Supplemental budgets are passed in even years to make mid-course corrections to the two-year budgets passed in odd years. This way, the state can adjust investments to keep families safe, provide high-quality education, and address other emergent needs like public health.
This budget adds just over $1 billion in new spending to the $52.4 billion, two-year budget passed last April.
There are no new general taxes in this budget, and it complies with the state’s four-year balanced budget requirement. It leaves $3 billion in total reserves at the end of the biennium, the largest balance in state history. Over the four-year outlook, the reserves are expected to grow to $3.6 billion.
You can dive deep into the budget documents by clicking here, but I wanted to make sure you got the highlights right away.
First, the most urgent need:
With passage of House Bill 2965, this budget increases emergency coronavirus funding from $100 to $200 Million: $175 Million (plus $25 Million in federal funds) will be directed to state and local public health agencies to cover costs that include a dedicated call center, monitoring and testing. The remaining $25 million will be transferred into the newly created COVID-19 unemployment account to help businesses and workers disrupted by the pandemic.
Now for the highlights:
$160 Million to address homelessness and affordable housing, including sheltering homeless adults, families and youth across the state, helping more individuals stay in their homes, funding the Housing and Essential Needs program and the Housing Trust Fund, as well as permanent supportive housing.
$138 Million to reduce childcare rates for working families and strengthen the foster care system.
$187 Million for early learning and K-12, including expanding early learning programs, local levy assistance, counselors in high poverty schools, special education, pupil transportation, paraeducator training, and student mental health and safety.

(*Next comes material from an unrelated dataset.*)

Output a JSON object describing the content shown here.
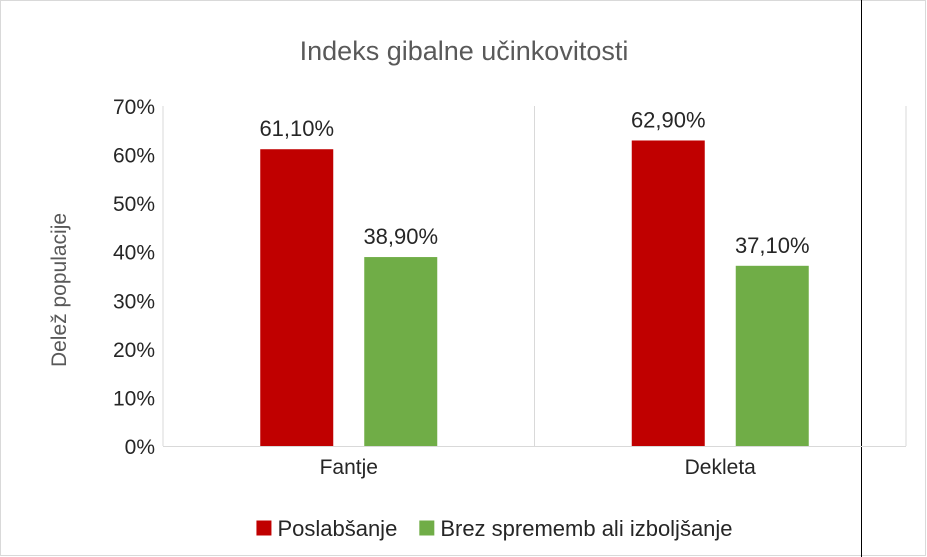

$31.5 Million for higher education and workforce development, including Opportunity Scholarship and Rural Jobs, Job Skills Program expansion, and aerospace workforce development grants.
$82 Million to fund rural health clinics and foundational public health, as well as to increase Medicaid rates for primary care physicians, behavioral health providers and nursing homes.

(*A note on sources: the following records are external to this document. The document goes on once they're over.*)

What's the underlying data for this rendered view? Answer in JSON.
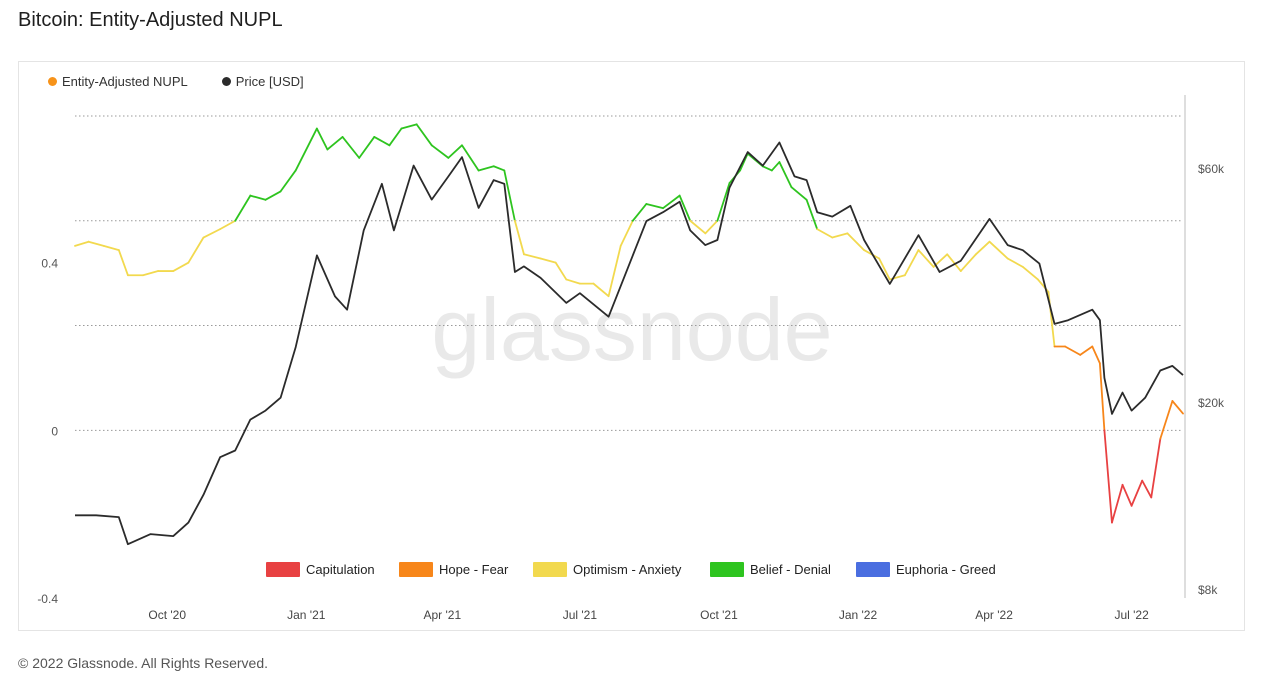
{
  "title": "Bitcoin: Entity-Adjusted NUPL",
  "footer": "© 2022 Glassnode. All Rights Reserved.",
  "watermark": "glassnode",
  "colors": {
    "nupl": "#f7931a",
    "price": "#2b2b2b",
    "capitulation": "#e84142",
    "hope_fear": "#f7861a",
    "optimism_anxiety": "#f2d94e",
    "belief_denial": "#2ec41f",
    "euphoria_greed": "#4a6ee0"
  },
  "legend_top": [
    {
      "label": "Entity-Adjusted NUPL",
      "color": "#f7931a"
    },
    {
      "label": "Price [USD]",
      "color": "#2b2b2b"
    }
  ],
  "legend_bottom": [
    {
      "label": "Capitulation",
      "color": "#e84142"
    },
    {
      "label": "Hope - Fear",
      "color": "#f7861a"
    },
    {
      "label": "Optimism - Anxiety",
      "color": "#f2d94e"
    },
    {
      "label": "Belief - Denial",
      "color": "#2ec41f"
    },
    {
      "label": "Euphoria - Greed",
      "color": "#4a6ee0"
    }
  ],
  "chart_data": {
    "type": "line",
    "x_ticks": [
      {
        "label": "Oct '20",
        "date": "2020-10-01"
      },
      {
        "label": "Jan '21",
        "date": "2021-01-01"
      },
      {
        "label": "Apr '21",
        "date": "2021-04-01"
      },
      {
        "label": "Jul '21",
        "date": "2021-07-01"
      },
      {
        "label": "Oct '21",
        "date": "2021-10-01"
      },
      {
        "label": "Jan '22",
        "date": "2022-01-01"
      },
      {
        "label": "Apr '22",
        "date": "2022-04-01"
      },
      {
        "label": "Jul '22",
        "date": "2022-07-01"
      }
    ],
    "x_range": [
      "2020-08-01",
      "2022-08-04"
    ],
    "y_left": {
      "ticks": [
        0.4,
        0,
        -0.4
      ],
      "tick_labels": [
        "0.4",
        "0",
        "-0.4"
      ],
      "range": [
        -0.4,
        0.8
      ]
    },
    "y_right": {
      "scale": "log",
      "ticks": [
        60000,
        20000,
        8000
      ],
      "tick_labels": [
        "$60k",
        "$20k",
        "$8k"
      ],
      "range": [
        8000,
        85000
      ]
    },
    "thresholds": [
      0,
      0.25,
      0.5,
      0.75
    ],
    "series": [
      {
        "name": "Entity-Adjusted NUPL",
        "axis": "left",
        "points": [
          [
            "2020-08-01",
            0.44
          ],
          [
            "2020-08-10",
            0.45
          ],
          [
            "2020-08-20",
            0.44
          ],
          [
            "2020-08-30",
            0.43
          ],
          [
            "2020-09-05",
            0.37
          ],
          [
            "2020-09-15",
            0.37
          ],
          [
            "2020-09-25",
            0.38
          ],
          [
            "2020-10-05",
            0.38
          ],
          [
            "2020-10-15",
            0.4
          ],
          [
            "2020-10-25",
            0.46
          ],
          [
            "2020-11-05",
            0.48
          ],
          [
            "2020-11-15",
            0.5
          ],
          [
            "2020-11-25",
            0.56
          ],
          [
            "2020-12-05",
            0.55
          ],
          [
            "2020-12-15",
            0.57
          ],
          [
            "2020-12-25",
            0.62
          ],
          [
            "2021-01-08",
            0.72
          ],
          [
            "2021-01-15",
            0.67
          ],
          [
            "2021-01-25",
            0.7
          ],
          [
            "2021-02-05",
            0.65
          ],
          [
            "2021-02-15",
            0.7
          ],
          [
            "2021-02-25",
            0.68
          ],
          [
            "2021-03-05",
            0.72
          ],
          [
            "2021-03-15",
            0.73
          ],
          [
            "2021-03-25",
            0.68
          ],
          [
            "2021-04-05",
            0.65
          ],
          [
            "2021-04-14",
            0.68
          ],
          [
            "2021-04-25",
            0.62
          ],
          [
            "2021-05-05",
            0.63
          ],
          [
            "2021-05-12",
            0.62
          ],
          [
            "2021-05-19",
            0.5
          ],
          [
            "2021-05-25",
            0.42
          ],
          [
            "2021-06-05",
            0.41
          ],
          [
            "2021-06-15",
            0.4
          ],
          [
            "2021-06-22",
            0.36
          ],
          [
            "2021-07-01",
            0.35
          ],
          [
            "2021-07-10",
            0.35
          ],
          [
            "2021-07-20",
            0.32
          ],
          [
            "2021-07-28",
            0.44
          ],
          [
            "2021-08-05",
            0.5
          ],
          [
            "2021-08-14",
            0.54
          ],
          [
            "2021-08-25",
            0.53
          ],
          [
            "2021-09-05",
            0.56
          ],
          [
            "2021-09-12",
            0.5
          ],
          [
            "2021-09-22",
            0.47
          ],
          [
            "2021-09-30",
            0.5
          ],
          [
            "2021-10-08",
            0.59
          ],
          [
            "2021-10-15",
            0.62
          ],
          [
            "2021-10-20",
            0.66
          ],
          [
            "2021-10-30",
            0.63
          ],
          [
            "2021-11-05",
            0.62
          ],
          [
            "2021-11-10",
            0.64
          ],
          [
            "2021-11-18",
            0.58
          ],
          [
            "2021-11-28",
            0.55
          ],
          [
            "2021-12-05",
            0.48
          ],
          [
            "2021-12-15",
            0.46
          ],
          [
            "2021-12-25",
            0.47
          ],
          [
            "2022-01-05",
            0.43
          ],
          [
            "2022-01-15",
            0.41
          ],
          [
            "2022-01-22",
            0.36
          ],
          [
            "2022-02-01",
            0.37
          ],
          [
            "2022-02-10",
            0.43
          ],
          [
            "2022-02-20",
            0.39
          ],
          [
            "2022-03-01",
            0.42
          ],
          [
            "2022-03-10",
            0.38
          ],
          [
            "2022-03-20",
            0.42
          ],
          [
            "2022-03-29",
            0.45
          ],
          [
            "2022-04-10",
            0.41
          ],
          [
            "2022-04-20",
            0.39
          ],
          [
            "2022-04-30",
            0.36
          ],
          [
            "2022-05-07",
            0.33
          ],
          [
            "2022-05-11",
            0.2
          ],
          [
            "2022-05-18",
            0.2
          ],
          [
            "2022-05-28",
            0.18
          ],
          [
            "2022-06-05",
            0.2
          ],
          [
            "2022-06-10",
            0.16
          ],
          [
            "2022-06-13",
            0.0
          ],
          [
            "2022-06-18",
            -0.22
          ],
          [
            "2022-06-25",
            -0.13
          ],
          [
            "2022-07-01",
            -0.18
          ],
          [
            "2022-07-08",
            -0.12
          ],
          [
            "2022-07-14",
            -0.16
          ],
          [
            "2022-07-20",
            -0.02
          ],
          [
            "2022-07-28",
            0.07
          ],
          [
            "2022-08-04",
            0.04
          ]
        ]
      },
      {
        "name": "Price [USD]",
        "axis": "right",
        "points": [
          [
            "2020-08-01",
            11800
          ],
          [
            "2020-08-15",
            11800
          ],
          [
            "2020-08-30",
            11700
          ],
          [
            "2020-09-05",
            10300
          ],
          [
            "2020-09-20",
            10800
          ],
          [
            "2020-10-05",
            10700
          ],
          [
            "2020-10-15",
            11400
          ],
          [
            "2020-10-25",
            13000
          ],
          [
            "2020-11-05",
            15500
          ],
          [
            "2020-11-15",
            16000
          ],
          [
            "2020-11-25",
            18500
          ],
          [
            "2020-12-05",
            19300
          ],
          [
            "2020-12-15",
            20500
          ],
          [
            "2020-12-25",
            26000
          ],
          [
            "2021-01-08",
            40000
          ],
          [
            "2021-01-20",
            33000
          ],
          [
            "2021-01-28",
            31000
          ],
          [
            "2021-02-08",
            45000
          ],
          [
            "2021-02-20",
            56000
          ],
          [
            "2021-02-28",
            45000
          ],
          [
            "2021-03-13",
            61000
          ],
          [
            "2021-03-25",
            52000
          ],
          [
            "2021-04-05",
            58000
          ],
          [
            "2021-04-14",
            63500
          ],
          [
            "2021-04-25",
            50000
          ],
          [
            "2021-05-05",
            57000
          ],
          [
            "2021-05-12",
            56000
          ],
          [
            "2021-05-19",
            37000
          ],
          [
            "2021-05-25",
            38000
          ],
          [
            "2021-06-05",
            36000
          ],
          [
            "2021-06-22",
            32000
          ],
          [
            "2021-07-01",
            33500
          ],
          [
            "2021-07-20",
            30000
          ],
          [
            "2021-08-05",
            40000
          ],
          [
            "2021-08-14",
            47000
          ],
          [
            "2021-08-25",
            49000
          ],
          [
            "2021-09-05",
            51500
          ],
          [
            "2021-09-12",
            45000
          ],
          [
            "2021-09-22",
            42000
          ],
          [
            "2021-09-30",
            43000
          ],
          [
            "2021-10-08",
            55000
          ],
          [
            "2021-10-20",
            65000
          ],
          [
            "2021-10-30",
            61000
          ],
          [
            "2021-11-10",
            68000
          ],
          [
            "2021-11-20",
            58000
          ],
          [
            "2021-11-28",
            57000
          ],
          [
            "2021-12-05",
            49000
          ],
          [
            "2021-12-15",
            48000
          ],
          [
            "2021-12-27",
            50500
          ],
          [
            "2022-01-05",
            43000
          ],
          [
            "2022-01-22",
            35000
          ],
          [
            "2022-02-10",
            44000
          ],
          [
            "2022-02-24",
            37000
          ],
          [
            "2022-03-10",
            39000
          ],
          [
            "2022-03-29",
            47500
          ],
          [
            "2022-04-10",
            42000
          ],
          [
            "2022-04-20",
            41000
          ],
          [
            "2022-05-01",
            38500
          ],
          [
            "2022-05-11",
            29000
          ],
          [
            "2022-05-20",
            29500
          ],
          [
            "2022-06-05",
            31000
          ],
          [
            "2022-06-10",
            29500
          ],
          [
            "2022-06-13",
            22500
          ],
          [
            "2022-06-18",
            19000
          ],
          [
            "2022-06-25",
            21000
          ],
          [
            "2022-07-01",
            19300
          ],
          [
            "2022-07-10",
            20500
          ],
          [
            "2022-07-20",
            23300
          ],
          [
            "2022-07-28",
            23800
          ],
          [
            "2022-08-04",
            22800
          ]
        ]
      }
    ]
  }
}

$62.4 Million for Corrections and Public Safety, including increases for Department of Corrections custody staff and health care related needs, additional training and initiatives at the Criminal Justice Training Commission and the Washington Association of Sheriffs and Police Chiefs, as well as for re-entry and chemical dependency-related items.
Lastly, as chair of the House Rural Development, Agriculture and Natural Resources Committee, I am pleased with the investments in this budget. There’s $24 Million for the Department of Fish and Wildlife so it can continue sustaining its core work of conserving fish, wildlife, and habitat, and providing fishing, hunting, and wildlife watching opportunities. We also added $25 Million for wildfire suppression and prevention, and $4 Million for State Parks.
This is a good, responsible operating budget that addresses urgent needs such as public health and housing, and keeps healthy reserves, all without new taxes.
With session over, I’ll be heading back to district, but expect a newsletter in the next couple of weeks with what I consider the most important policies we passed this session.
Please keep taking care of yourselves and your families as we all continue weathering this virus.